Из люстровой, обмахиваясь старинными веерами, вышли дамы. За ними обособленно шел мужик с головой то ли быка, то ли борова. Скачков прозвал его свиноцефалом. И еще один, напоминающий что-то морское, но нехорошее. Алоис и доктор шли последними. Скачков для себя отметил, что Алоис в этой компании выглядит импозантным и умным, и это ему нравится.

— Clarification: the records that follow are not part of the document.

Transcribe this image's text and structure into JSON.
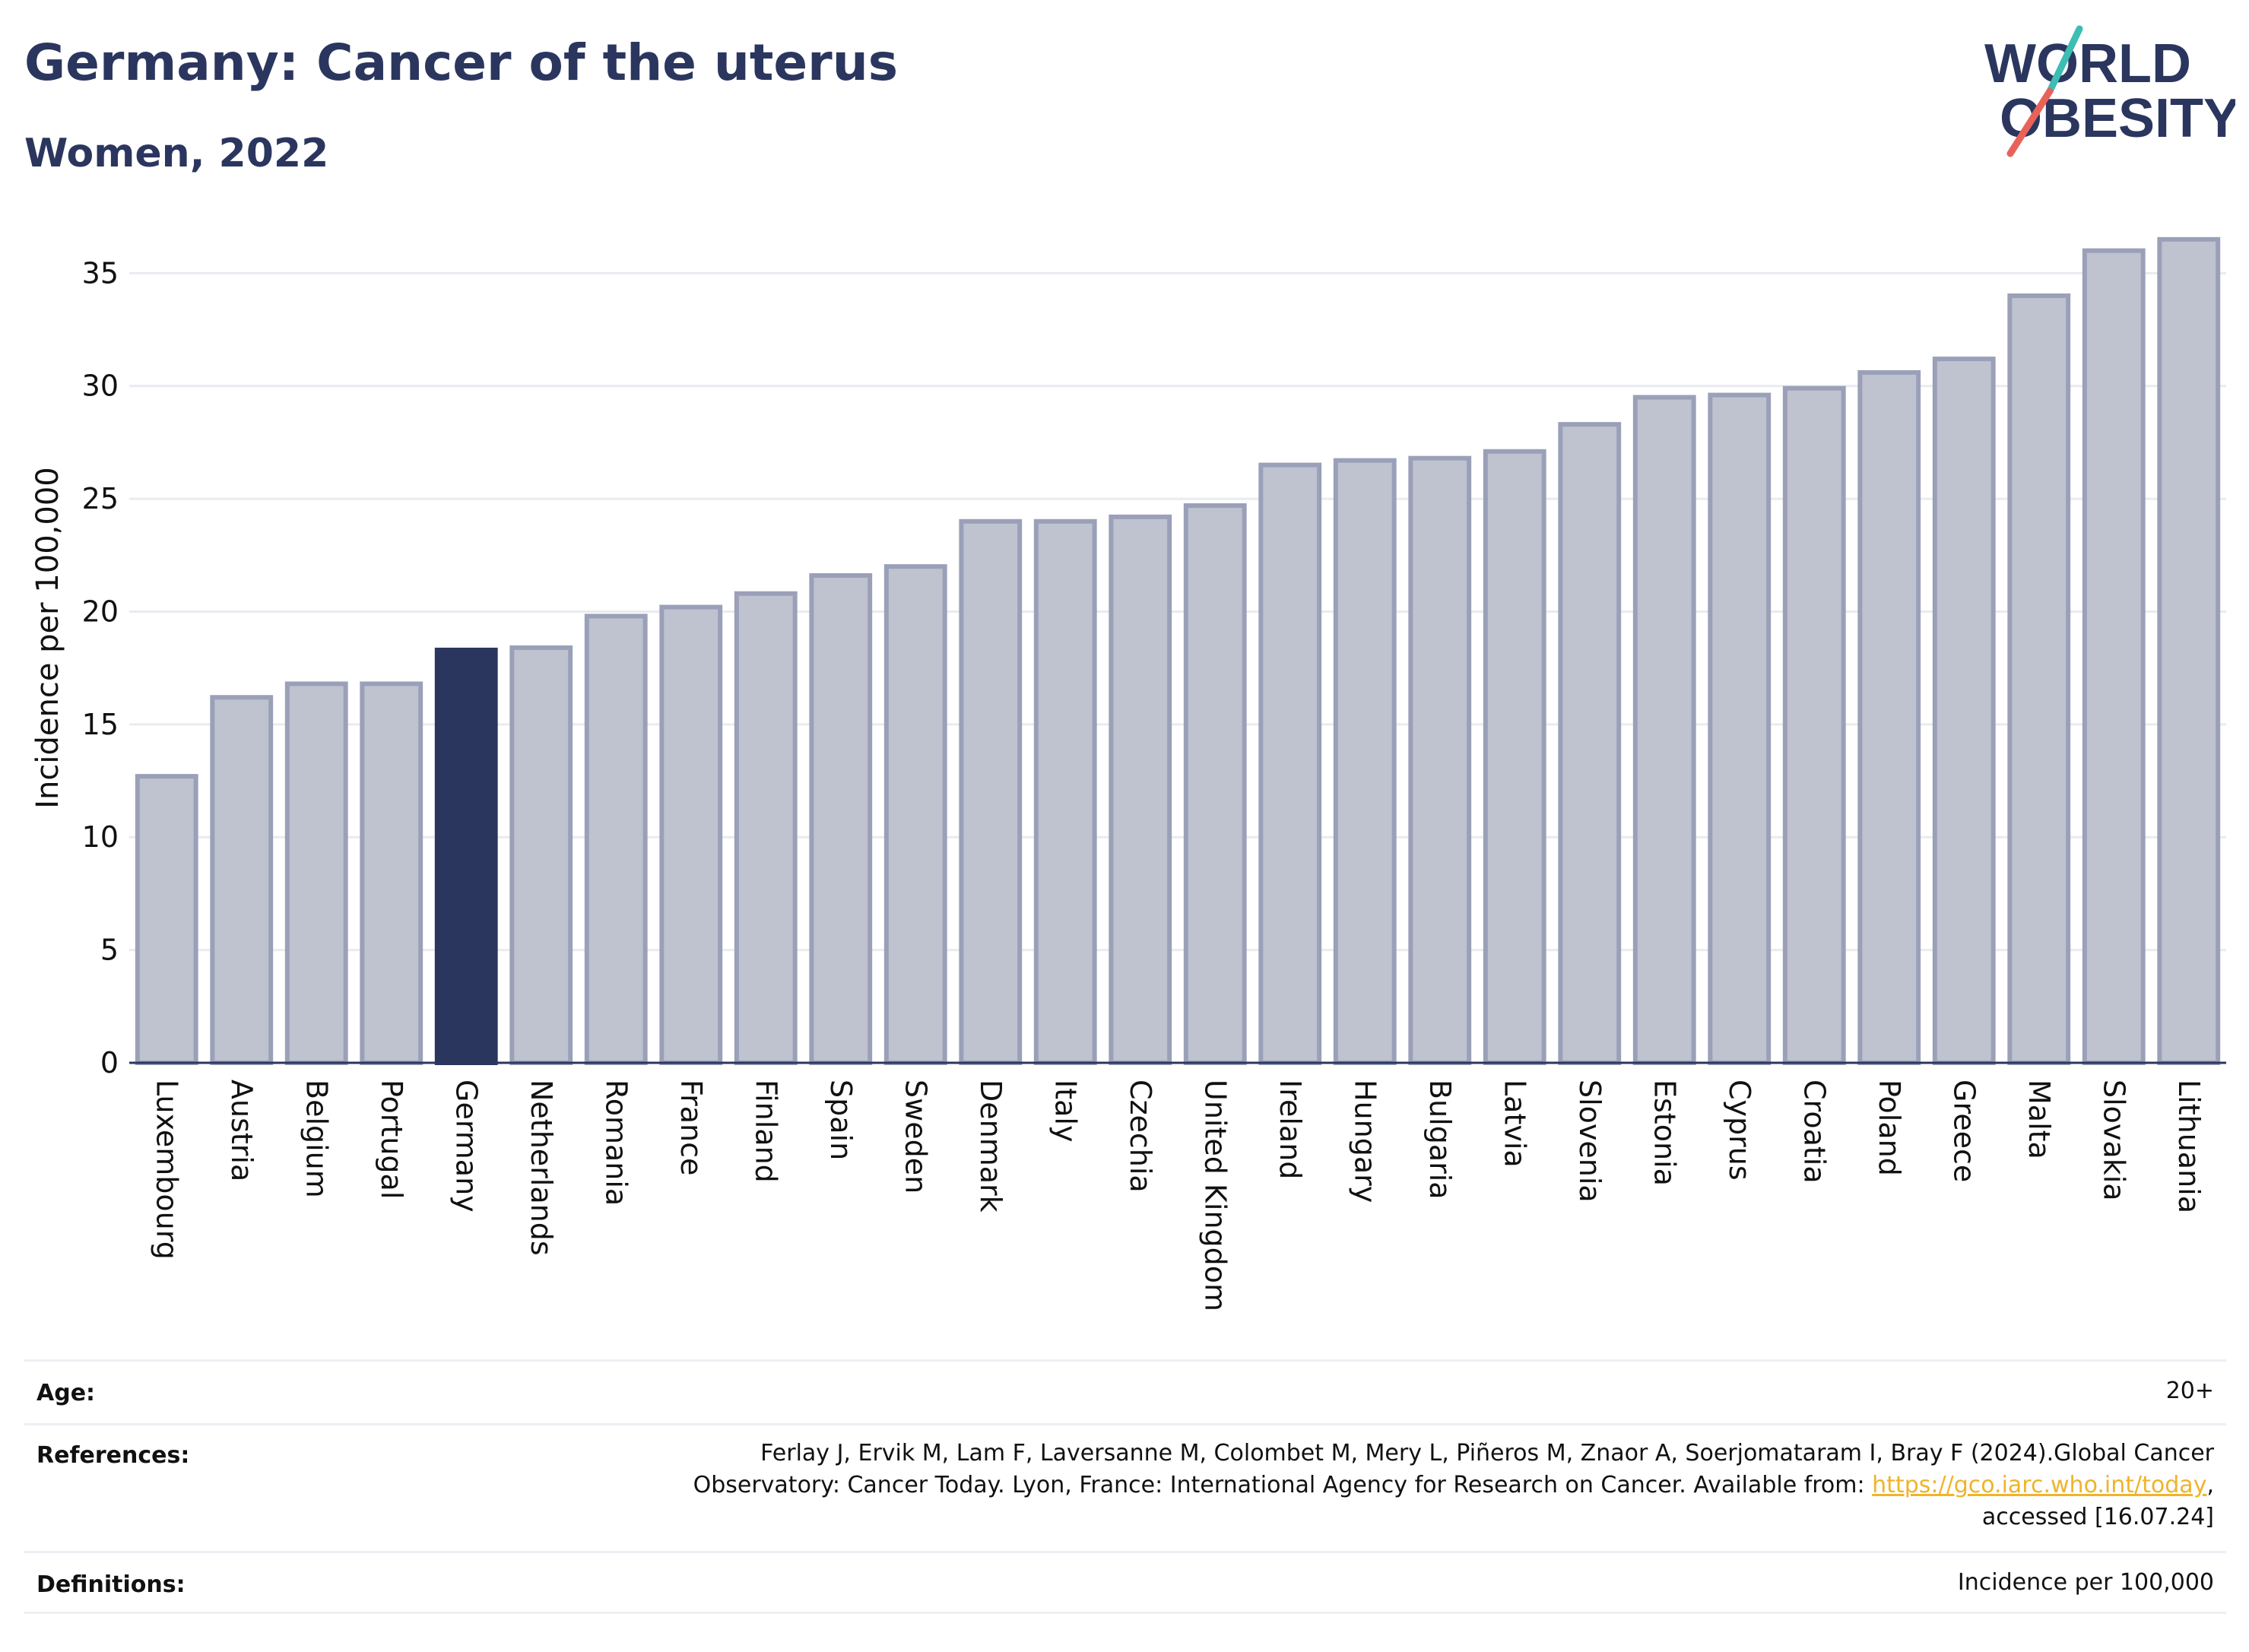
{
  "header": {
    "title": "Germany: Cancer of the uterus",
    "subtitle": "Women, 2022"
  },
  "logo": {
    "line1": "WORLD",
    "line2": "OBESITY"
  },
  "colors": {
    "highlight": "#2b365f",
    "bar_fill": "#bfc2cf",
    "bar_edge": "#9aa0b8",
    "grid": "#e9ebf0",
    "link": "#f0b429",
    "logo_teal": "#3dbdb3",
    "logo_red": "#e8625a"
  },
  "chart_data": {
    "type": "bar",
    "highlight": "Germany",
    "ylabel": "Incidence per 100,000",
    "ylim": [
      0,
      37
    ],
    "yticks": [
      0,
      5,
      10,
      15,
      20,
      25,
      30,
      35
    ],
    "grid": true,
    "categories": [
      "Luxembourg",
      "Austria",
      "Belgium",
      "Portugal",
      "Germany",
      "Netherlands",
      "Romania",
      "France",
      "Finland",
      "Spain",
      "Sweden",
      "Denmark",
      "Italy",
      "Czechia",
      "United Kingdom",
      "Ireland",
      "Hungary",
      "Bulgaria",
      "Latvia",
      "Slovenia",
      "Estonia",
      "Cyprus",
      "Croatia",
      "Poland",
      "Greece",
      "Malta",
      "Slovakia",
      "Lithuania"
    ],
    "values": [
      12.7,
      16.2,
      16.8,
      16.8,
      18.3,
      18.4,
      19.8,
      20.2,
      20.8,
      21.6,
      22.0,
      24.0,
      24.0,
      24.2,
      24.7,
      26.5,
      26.7,
      26.8,
      27.1,
      28.3,
      29.5,
      29.6,
      29.9,
      30.6,
      31.2,
      34.0,
      36.0,
      36.5
    ]
  },
  "meta": {
    "age_label": "Age:",
    "age_value": "20+",
    "references_label": "References:",
    "references_line1": "Ferlay J, Ervik M, Lam F, Laversanne M, Colombet M, Mery L, Piñeros M, Znaor A, Soerjomataram I, Bray F (2024).Global Cancer",
    "references_line2_pre": "Observatory: Cancer Today. Lyon, France: International Agency for Research on Cancer. Available from: ",
    "references_link": "https://gco.iarc.who.int/today",
    "references_line2_post": ",",
    "references_line3": "accessed [16.07.24]",
    "definitions_label": "Definitions:",
    "definitions_value": "Incidence per 100,000"
  }
}
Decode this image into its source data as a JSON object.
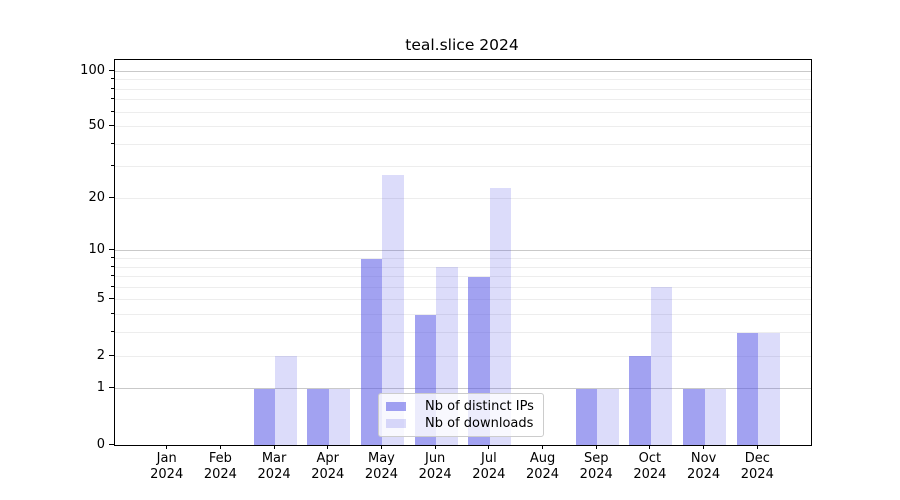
{
  "title": "teal.slice 2024",
  "chart_data": {
    "type": "bar",
    "title": "teal.slice 2024",
    "yscale": "log1p",
    "categories": [
      "Jan",
      "Feb",
      "Mar",
      "Apr",
      "May",
      "Jun",
      "Jul",
      "Aug",
      "Sep",
      "Oct",
      "Nov",
      "Dec"
    ],
    "category_year": "2024",
    "series": [
      {
        "name": "Nb of distinct IPs",
        "color": "rgba(80,80,228,0.53)",
        "color_hex": "#a5a5ef",
        "values": [
          0,
          0,
          1,
          1,
          9,
          4,
          7,
          0,
          1,
          2,
          1,
          3
        ]
      },
      {
        "name": "Nb of downloads",
        "color": "rgba(80,80,228,0.2)",
        "color_hex": "#dcdcf8",
        "values": [
          0,
          0,
          2,
          1,
          27,
          8,
          23,
          0,
          1,
          6,
          1,
          3
        ]
      }
    ],
    "ylim": [
      0,
      115
    ],
    "yticks_labeled": [
      0,
      1,
      2,
      5,
      10,
      20,
      50,
      100
    ],
    "gridlines_major": [
      1,
      10,
      100
    ],
    "gridlines_minor": [
      2,
      3,
      4,
      5,
      6,
      7,
      8,
      9,
      20,
      30,
      40,
      50,
      60,
      70,
      80,
      90
    ],
    "grid": true,
    "legend_position": "lower center, inside plot"
  },
  "colors": {
    "bar_ips_hex": "#a5a5ef",
    "bar_downloads_hex": "#dcdcf8",
    "grid_major": "#c9c9c9",
    "grid_minor": "#ededed",
    "axis": "#000000",
    "legend_border": "#cccccc",
    "legend_bg": "rgba(255,255,255,0.8)"
  }
}
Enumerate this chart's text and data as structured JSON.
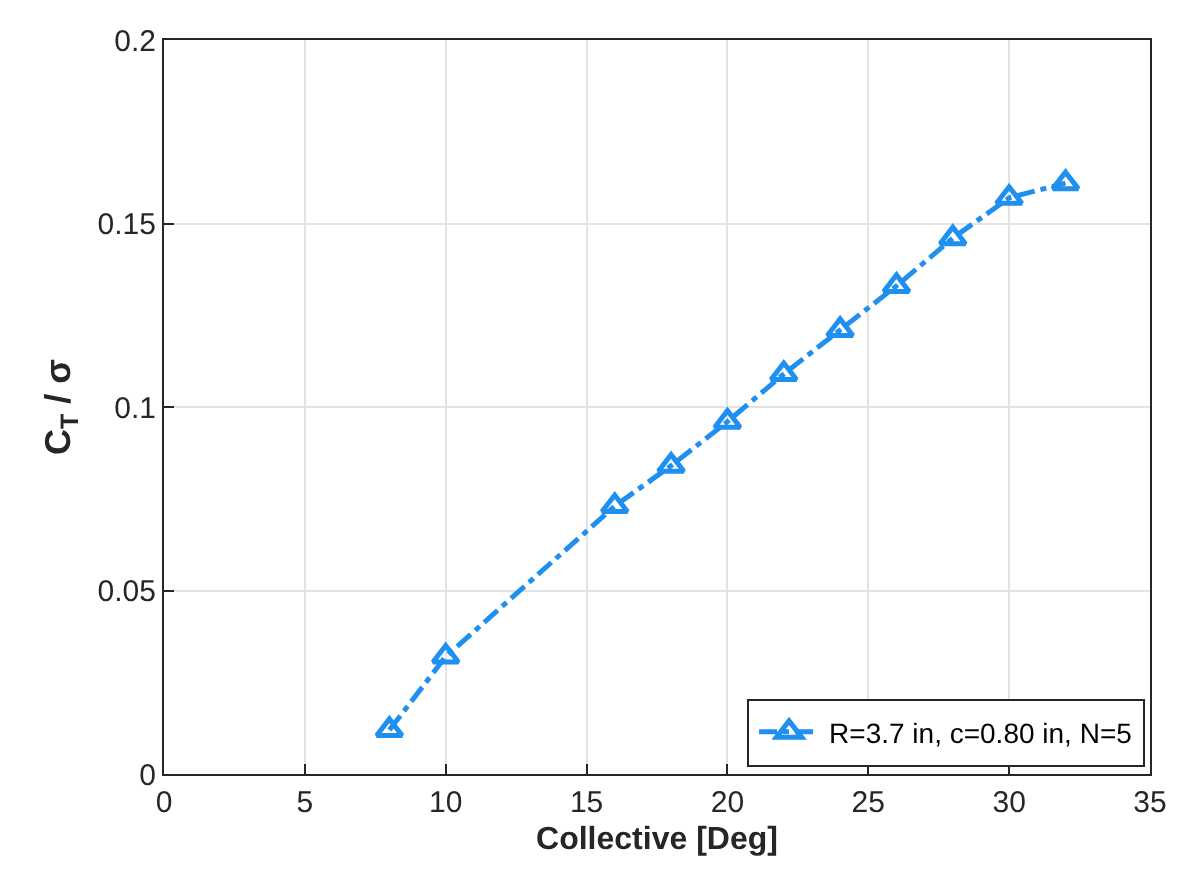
{
  "chart_data": {
    "type": "line",
    "xlabel": "Collective [Deg]",
    "ylabel": "C$_{T}$ / σ",
    "x": [
      8,
      10,
      16,
      18,
      20,
      22,
      24,
      26,
      28,
      30,
      32
    ],
    "series": [
      {
        "name": "R=3.7 in, c=0.80 in, N=5",
        "color": "#1f8ff0",
        "values": [
          0.012,
          0.032,
          0.073,
          0.084,
          0.096,
          0.109,
          0.121,
          0.133,
          0.146,
          0.157,
          0.161
        ]
      }
    ],
    "xlim": [
      0,
      35
    ],
    "xticks": [
      0,
      5,
      10,
      15,
      20,
      25,
      30,
      35
    ],
    "ylim": [
      0,
      0.2
    ],
    "yticks": [
      0,
      0.05,
      0.1,
      0.15,
      0.2
    ],
    "grid": true,
    "legend": "bottom right",
    "marker": "triangle",
    "line_style": "dashdot"
  }
}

К Скачкову подошла Регина, спросила, заморил ли он червячка, уселась за стол, посадила его рядом с собой. Взяла его за руку. Пальцы ее были теплыми, мягкими и тоже бескостными. И нещекотливыми — волосы.
— Читать он будет наверняка ерунду — фуфло. Все-таки хорошие вещи пишут профессионалы. А он то ли слябинги, то ли тюбинги. Что-то толстое, железное. Но рецензенты тутошние мне нравятся. Борются как за свое. Ты слово скажешь?
— Жратву отработать?
Регина засмеялась бескостно. Скачков отметил, что все здесь легко улыбаются и очень легко смеются.
— Ты уже отработал. В присутствии «колуна», а ты безусловно «колун», мы острее мыслим, импровизационнее. Ты для нас подсознательно как бы начальник отдела культуры. А мы, тоже подсознательно, как народные артисты.
В дверях красной комнаты все еще стояла красная дама — черно-багровый ее силуэт.
— Старая девушка, — сказала Регина. — Мечтает отдаться и сохранить девственность для следующего раза. Причина ее болезни в том, что она не может выбрать, с кого начать.
— То есть… Ты хочешь сказать, что все здесь собравшиеся…
— Психи, — сказала Регина.
Скачков почувствовал острую кисло-сладкую изжогу. Кто-то засмеялся. И все засмеялись. Смеялись долго, может быть пять минут.
Усевшись за стол, Константин Леонардович поправил малиновый галстук, пощелкал пальцами, призвал своих гостей успокоиться, расслабиться, но все же сосредоточиться.
— Постигать продукт литературного озарения следует так же, как мы постигаем все явления природы: реки, скалы, деревья, лошадей — во всей их цельности, с восхищением и трепетом. Пожалуйста, начинайте.
— Гений и Дурак, — сказал автор.
— Гений кто? — спросила девушка-свечечка.
Автор повторил:
— Так называется: «Гений и Дурак». Драма. Вернее, экспликация к драме. Не нужно объяснять про экспликацию?
Мужик-свиноцефал оскалил крупные зубы.
— Ты объяснял давеча.
— Тогда начинаю. «Гений и Дурак». Экспликация. Картина первая.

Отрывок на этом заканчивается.